English equivalent of 'odsak'

edited May 2014 in Random Issues
The greeting by which we call a priest, how is it said in English?



  • 'your reverence' 
  • Why complicate things? How about "Father"?
  • hehe....i am more of a translations guy....
  • I don't think childofaking is trying to complicate things. He/she is just asking for the translation of the arabic title for a priest. Maybe they want to write his name formally in a publication.

    His title would be Reverend Fr. ____ as Mina said. Just like we call the pope His Holiness Pope Tawadrous or a bishop His Grace Bishop ____.
  • Yes, but "odsak" is not a formal title, it is a greeting. "Hi Reverend John". Officially, every priest simply changes his name. (for example, pre-ordination name becomes "John the priest" or "John the Hegumen") Just like the Pope is officially called "Tawadros II, Pope and Patriarch". When we greet him or speak face to face, the greeting is informal and traditionally "Your reverence" or "Your Grace" or "Your Holiness". We can even use the greeting in the third person singular "His reverence John the Hegumen" (although this doesn't work in Arabic). In English, the traditional greeting has always been "Father John", not even "Our father John" like Arabic. This brings me back to my point to Mina. Some things are lost in translation or mean something different in the second language. Translations only get you so far. While in Arabic you can say "Salam ya odsak Abouna Yohanna" without any semantic ambiguity, in translated English it would be "Hi Your reverence our father John" (very awkward using both the second and third person singular tenses in the same sentence). It means nothing different than "Hi Fr. John". 
  • edited May 2014
    Ekhrestos anesty,
    His reverence John the hegumen does work in Arabic.
  • What's interesting is qodsak and qadasdak is practically the same word.
  • edited May 2014
    I was simply wondering because it came to mind while typing an email to a priest. It was more in the context of addressing him directly. It just didn't seem right saying "when do you think...". Rather, "when does your reverence think..." seems more respectful.

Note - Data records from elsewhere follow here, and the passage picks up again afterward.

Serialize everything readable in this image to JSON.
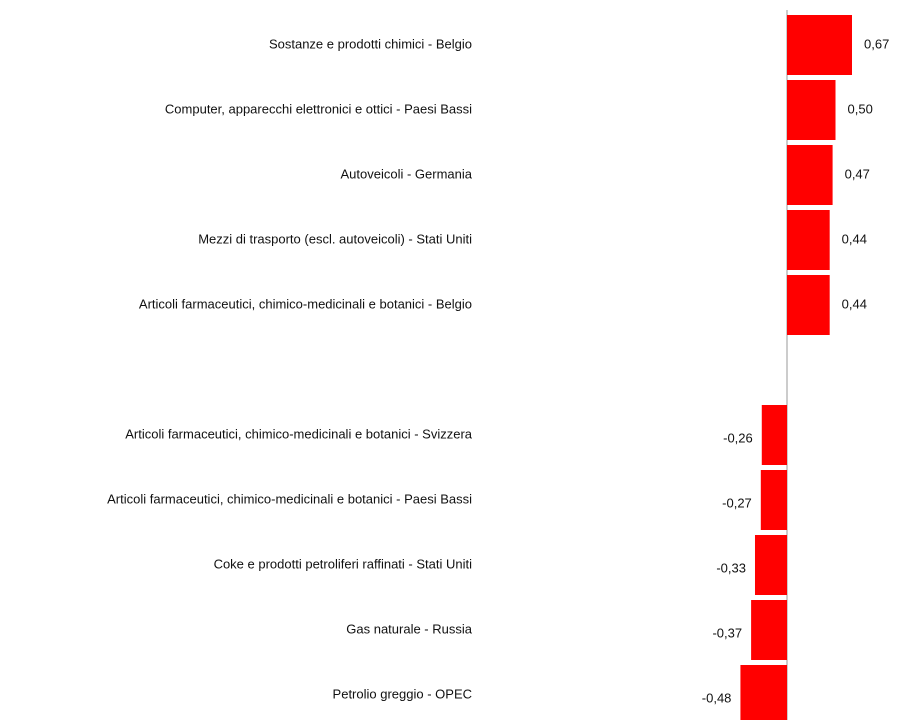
{
  "chart_data": {
    "type": "hbar",
    "categories": [
      "Sostanze e prodotti chimici - Belgio",
      "Computer, apparecchi elettronici e ottici - Paesi Bassi",
      "Autoveicoli - Germania",
      "Mezzi di trasporto (escl. autoveicoli) - Stati Uniti",
      "Articoli farmaceutici, chimico-medicinali e botanici - Belgio",
      null,
      "Articoli farmaceutici, chimico-medicinali e botanici - Svizzera",
      "Articoli farmaceutici, chimico-medicinali e botanici - Paesi Bassi",
      "Coke e prodotti petroliferi raffinati - Stati Uniti",
      "Gas naturale - Russia",
      "Petrolio greggio - OPEC"
    ],
    "values": [
      0.67,
      0.5,
      0.47,
      0.44,
      0.44,
      null,
      -0.26,
      -0.27,
      -0.33,
      -0.37,
      -0.48
    ],
    "value_labels": [
      "0,67",
      "0,50",
      "0,47",
      "0,44",
      "0,44",
      null,
      "-0,26",
      "-0,27",
      "-0,33",
      "-0,37",
      "-0,48"
    ],
    "color": "#ff0000"
  }
}
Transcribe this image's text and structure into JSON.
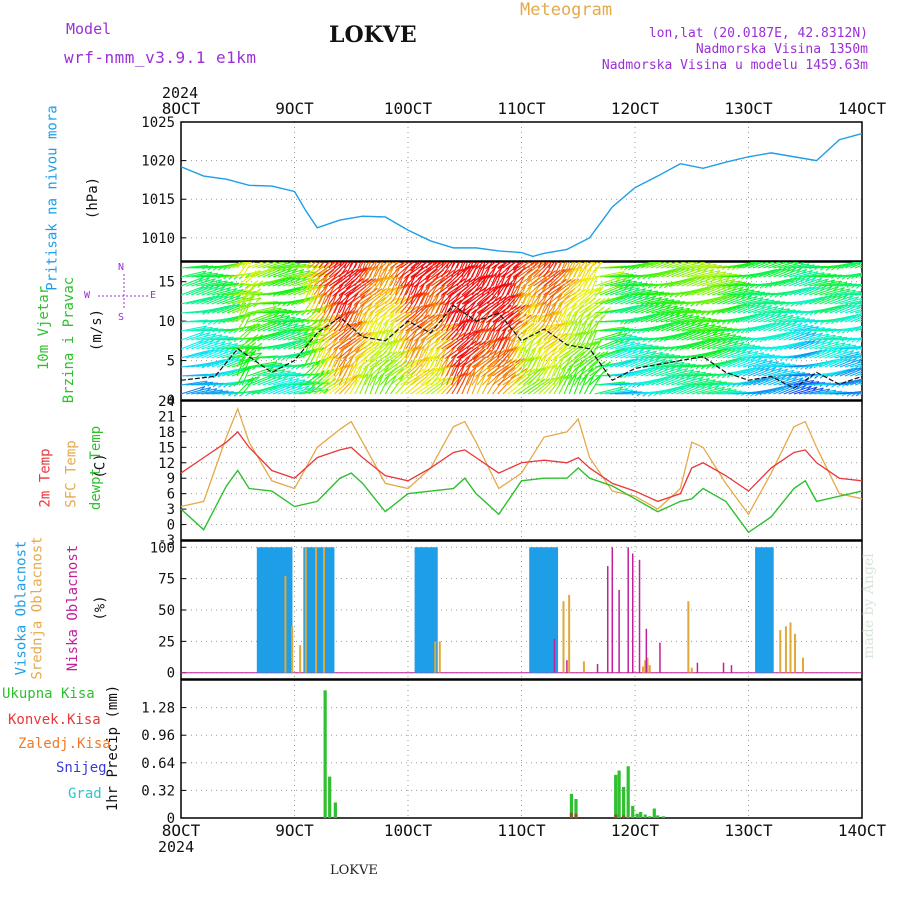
{
  "header": {
    "model_label": "Model",
    "model_name": "wrf-nmm_v3.9.1 e1km",
    "station": "LOKVE",
    "app_title": "Meteogram",
    "coords": "lon,lat (20.0187E, 42.8312N)",
    "altitude": "Nadmorska Visina 1350m",
    "model_altitude": "Nadmorska Visina u modelu 1459.63m",
    "footer_station": "LOKVE",
    "watermark": "made by Angel"
  },
  "colors": {
    "purple": "#9b2fd6",
    "orange": "#e6a94a",
    "blue": "#1e9ee6",
    "red": "#e8383a",
    "green": "#2fc02f",
    "darkred": "#e04a3a",
    "snow": "#3a3ad8",
    "grad": "#2ec4c4",
    "cloud_mid": "#e0a838",
    "cloud_low": "#c0209a"
  },
  "time_axis": {
    "year": "2024",
    "ticks": [
      "8OCT",
      "9OCT",
      "10OCT",
      "11OCT",
      "12OCT",
      "13OCT",
      "14OCT"
    ],
    "start_day": 8,
    "end_day": 14
  },
  "panels": {
    "pressure": {
      "ylabel": [
        "Pritisak na nivou mora",
        "(hPa)"
      ],
      "ticks": [
        "1010",
        "1015",
        "1020",
        "1025"
      ]
    },
    "wind": {
      "ylabel": [
        "10m Vjetar",
        "Brzina i Pravac",
        "(m/s)"
      ],
      "ticks": [
        "0",
        "5",
        "10",
        "15"
      ],
      "compass": [
        "N",
        "W",
        "E",
        "S"
      ]
    },
    "temp": {
      "ylabel": [
        "2m Temp",
        "SFC Temp",
        "dewpt Temp",
        "(C)"
      ],
      "ticks": [
        "-3",
        "0",
        "3",
        "6",
        "9",
        "12",
        "15",
        "18",
        "21",
        "24"
      ]
    },
    "cloud": {
      "ylabel": [
        "Visoka Oblacnost",
        "Srednja Oblacnost",
        "Niska Oblacnost",
        "(%)"
      ],
      "ticks": [
        "0",
        "25",
        "50",
        "75",
        "100"
      ]
    },
    "precip": {
      "ylabel": [
        "1hr Precip (mm)"
      ],
      "ticks": [
        "0",
        "0.32",
        "0.64",
        "0.96",
        "1.28"
      ],
      "legend": [
        "Ukupna Kisa",
        "Konvek.Kisa",
        "Zaledj.Kisa",
        "Snijeg",
        "Grad"
      ]
    }
  },
  "chart_data": [
    {
      "type": "line",
      "title": "",
      "ylabel": "Pritisak na nivou mora (hPa)",
      "ylim": [
        1007,
        1025
      ],
      "series": [
        {
          "name": "",
          "x": [
            8.0,
            8.2,
            8.4,
            8.6,
            8.8,
            9.0,
            9.1,
            9.2,
            9.3,
            9.4,
            9.6,
            9.8,
            10.0,
            10.2,
            10.4,
            10.6,
            10.8,
            11.0,
            11.1,
            11.2,
            11.4,
            11.6,
            11.8,
            12.0,
            12.2,
            12.4,
            12.6,
            12.8,
            13.0,
            13.2,
            13.4,
            13.6,
            13.8,
            14.0
          ],
          "y": [
            1019.2,
            1018.0,
            1017.6,
            1016.8,
            1016.7,
            1016.0,
            1013.5,
            1011.3,
            1011.8,
            1012.3,
            1012.8,
            1012.7,
            1011.0,
            1009.6,
            1008.7,
            1008.7,
            1008.3,
            1008.1,
            1007.6,
            1008.0,
            1008.5,
            1010.0,
            1014.0,
            1016.5,
            1018.0,
            1019.6,
            1019.0,
            1019.8,
            1020.5,
            1021.0,
            1020.5,
            1020.0,
            1022.7,
            1023.5
          ]
        }
      ]
    },
    {
      "type": "line",
      "title": "",
      "ylabel": "10m Vjetar Brzina i Pravac (m/s)",
      "ylim": [
        0,
        17.5
      ],
      "series": [
        {
          "name": "",
          "x": [
            8.0,
            8.3,
            8.5,
            8.8,
            9.0,
            9.2,
            9.4,
            9.6,
            9.8,
            10.0,
            10.2,
            10.4,
            10.6,
            10.8,
            11.0,
            11.2,
            11.4,
            11.6,
            11.8,
            12.0,
            12.2,
            12.4,
            12.6,
            12.8,
            13.0,
            13.2,
            13.4,
            13.6,
            13.8,
            14.0
          ],
          "y": [
            2.5,
            3.0,
            6.5,
            3.5,
            5.0,
            8.5,
            10.5,
            8.0,
            7.5,
            10.0,
            8.5,
            12.0,
            10.0,
            11.0,
            7.5,
            9.0,
            7.0,
            6.5,
            2.5,
            4.0,
            4.5,
            5.0,
            5.5,
            3.5,
            2.5,
            3.0,
            1.5,
            3.5,
            2.0,
            3.0
          ]
        }
      ]
    },
    {
      "type": "line",
      "title": "",
      "ylabel": "(C)",
      "ylim": [
        -3,
        24
      ],
      "series": [
        {
          "name": "2m Temp",
          "x": [
            8.0,
            8.2,
            8.4,
            8.5,
            8.6,
            8.8,
            9.0,
            9.2,
            9.4,
            9.5,
            9.6,
            9.8,
            10.0,
            10.2,
            10.4,
            10.5,
            10.6,
            10.8,
            11.0,
            11.2,
            11.4,
            11.5,
            11.6,
            11.8,
            12.0,
            12.2,
            12.4,
            12.5,
            12.6,
            12.8,
            13.0,
            13.2,
            13.4,
            13.5,
            13.6,
            13.8,
            14.0
          ],
          "y": [
            10.0,
            13.0,
            16.0,
            18.0,
            15.0,
            10.5,
            9.0,
            13.0,
            14.5,
            15.0,
            13.0,
            9.5,
            8.5,
            11.0,
            14.0,
            14.5,
            13.0,
            10.0,
            12.0,
            12.5,
            12.0,
            13.0,
            11.0,
            8.0,
            6.5,
            4.5,
            6.0,
            11.0,
            12.0,
            9.5,
            6.5,
            11.0,
            14.0,
            14.5,
            12.0,
            9.0,
            8.5
          ]
        },
        {
          "name": "SFC Temp",
          "x": [
            8.0,
            8.2,
            8.4,
            8.5,
            8.6,
            8.8,
            9.0,
            9.2,
            9.4,
            9.5,
            9.6,
            9.8,
            10.0,
            10.2,
            10.4,
            10.5,
            10.6,
            10.8,
            11.0,
            11.2,
            11.4,
            11.5,
            11.6,
            11.8,
            12.0,
            12.2,
            12.4,
            12.5,
            12.6,
            12.8,
            13.0,
            13.2,
            13.4,
            13.5,
            13.6,
            13.8,
            14.0
          ],
          "y": [
            3.5,
            4.5,
            17.0,
            22.5,
            16.0,
            8.5,
            7.0,
            15.0,
            18.5,
            20.0,
            16.0,
            8.0,
            7.0,
            11.0,
            19.0,
            20.0,
            16.0,
            7.0,
            10.0,
            17.0,
            18.0,
            20.5,
            13.0,
            6.5,
            5.5,
            3.0,
            7.0,
            16.0,
            15.0,
            8.0,
            2.0,
            10.0,
            19.0,
            20.0,
            15.0,
            6.0,
            5.0
          ]
        },
        {
          "name": "dewpt Temp",
          "x": [
            8.0,
            8.2,
            8.4,
            8.5,
            8.6,
            8.8,
            9.0,
            9.2,
            9.4,
            9.5,
            9.6,
            9.8,
            10.0,
            10.2,
            10.4,
            10.5,
            10.6,
            10.8,
            11.0,
            11.2,
            11.4,
            11.5,
            11.6,
            11.8,
            12.0,
            12.2,
            12.4,
            12.5,
            12.6,
            12.8,
            13.0,
            13.2,
            13.4,
            13.5,
            13.6,
            13.8,
            14.0
          ],
          "y": [
            3.0,
            -1.0,
            7.5,
            10.5,
            7.0,
            6.5,
            3.5,
            4.5,
            9.0,
            10.0,
            8.0,
            2.5,
            6.0,
            6.5,
            7.0,
            9.0,
            6.0,
            2.0,
            8.5,
            9.0,
            9.0,
            11.0,
            9.0,
            7.5,
            5.0,
            2.5,
            4.5,
            5.0,
            7.0,
            4.5,
            -1.5,
            1.5,
            7.0,
            8.5,
            4.5,
            5.5,
            6.5
          ]
        }
      ]
    },
    {
      "type": "bar",
      "title": "",
      "ylabel": "(%)",
      "ylim": [
        0,
        100
      ],
      "series": [
        {
          "name": "Visoka Oblacnost",
          "x": [
            8.69,
            8.72,
            8.75,
            8.79,
            8.82,
            8.86,
            8.89,
            8.93,
            8.96,
            9.1,
            9.13,
            9.17,
            9.21,
            9.25,
            9.29,
            9.33,
            10.08,
            10.11,
            10.14,
            10.17,
            10.21,
            10.24,
            11.09,
            11.12,
            11.15,
            11.18,
            11.22,
            11.26,
            11.3,
            13.08,
            13.12,
            13.16,
            13.2
          ],
          "y": [
            100,
            100,
            100,
            100,
            100,
            100,
            100,
            100,
            100,
            100,
            100,
            100,
            100,
            100,
            100,
            100,
            100,
            100,
            100,
            100,
            100,
            100,
            100,
            100,
            100,
            100,
            100,
            100,
            100,
            100,
            100,
            100,
            100
          ]
        },
        {
          "name": "Srednja Oblacnost",
          "x": [
            8.92,
            8.98,
            9.05,
            9.1,
            9.19,
            9.26,
            10.24,
            10.28,
            11.37,
            11.42,
            11.55,
            12.07,
            12.09,
            12.11,
            12.13,
            12.47,
            12.5,
            13.28,
            13.33,
            13.37,
            13.41,
            13.48
          ],
          "y": [
            77,
            37,
            22,
            100,
            100,
            100,
            25,
            25,
            57,
            62,
            9,
            5,
            10,
            12,
            6,
            57,
            4,
            34,
            37,
            40,
            31,
            12
          ]
        },
        {
          "name": "Niska Oblacnost",
          "x": [
            11.29,
            11.4,
            11.67,
            11.76,
            11.8,
            11.86,
            11.94,
            11.98,
            12.04,
            12.1,
            12.22,
            12.55,
            12.78,
            12.85
          ],
          "y": [
            27,
            10,
            7,
            85,
            100,
            66,
            100,
            95,
            90,
            35,
            24,
            8,
            8,
            6
          ]
        }
      ]
    },
    {
      "type": "bar",
      "title": "",
      "ylabel": "1hr Precip (mm)",
      "ylim": [
        0,
        1.6
      ],
      "series": [
        {
          "name": "Ukupna Kisa",
          "x": [
            9.27,
            9.31,
            9.36,
            11.44,
            11.48,
            11.83,
            11.86,
            11.9,
            11.94,
            11.98,
            12.02,
            12.05,
            12.09,
            12.13,
            12.17,
            12.2,
            12.25
          ],
          "y": [
            1.48,
            0.48,
            0.18,
            0.28,
            0.22,
            0.5,
            0.55,
            0.36,
            0.6,
            0.14,
            0.05,
            0.07,
            0.04,
            0.02,
            0.11,
            0.03,
            0.02
          ]
        },
        {
          "name": "Konvek.Kisa",
          "x": [
            11.44,
            11.48,
            11.83,
            11.9
          ],
          "y": [
            0.06,
            0.05,
            0.04,
            0.03
          ]
        }
      ]
    }
  ]
}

    Not a big deal but thanks for your help guys.

    God bless.
  • @Remnkemi and ophadece, in arabic it would not be 'salam ya odsak abouna Yohanna' but it's 'salam ya ods abouna...' and i would translate that to 'hi reverent father yohanna'
  • @minatasgeel,
    I'm not arguing either what you're saying or what remenkimi is saying. I was correcting the Arabic mistakes remenkimi falls in without realising..
    Ekhrestos anesty
  • Childofaking,
    Why does it seem wrong to say, "What do you think" vs. "What does your reverence think"? There is nothing intrinsically disrespectful by simply saying "What do you think Fr". This is an example of how Arabic culture is applied artifically. We are trying to juxtapose some negative Arabic custom into English, where the English equivalent is not negative. 

    And as Minasoliman showed, even the Arabic word doesn't logically and semantically apply (ie, a priest is qodsak and the patriarch is qadasak) since the word is identical. 

    Have you ever heard or called a priest "salam odsaho Youhanna al komos"? Or have you ever spoke about a priest in the third person and used "odsaho"? It may be grammatically correct, but I have never heard anyone ever use it. Maybe someone else can confirm if this is a common phrase. If it is not common, or anyone heard it used, then it doesn't really work in Arabic. What works in Arabic is what Mina stated. It would be "ods", not "odsaho" or "odsahe"

    The same is true for the patriarch. Never heard "qadasataho albaba Tawadros". It is always "qadastak" or "qadasat". Maybe some other people can confirm "qadasataho" or "odsaho".
  • In English, "you" is actually the formal second person. The informal is "thee" or "thou", but they have fallen out of use. So, like @Remnkemi said, there is nothing wrong with saying, "What do you think?"
  • Ekhrestos anesty
    These are very common expressions in Arabic. You're just unlucky you haven't heard anyone say them..
  • Well, it is a matter of personal etiquette.  I'm sure priests don't mind the "you", but we as a culture have been so used to honorifics and formalities, and so, even I would address my priests as "Your Reverence" or "Odsak" (even though this isn't an accurate translation).

    When many Evangelical Protestants converted into Orthodoxy via the Antiochian Greek Orthodox Church, you'll see a lot of them adopt the Arabic word, "Sayedna".  So they would refer to "Sayedna Phillip" for instance (God repose his soul).

    It's just a matter of comfort.  Either way, Abouna won't think any less of you.  He likes being called "Abouna" though, because he does see you as his son.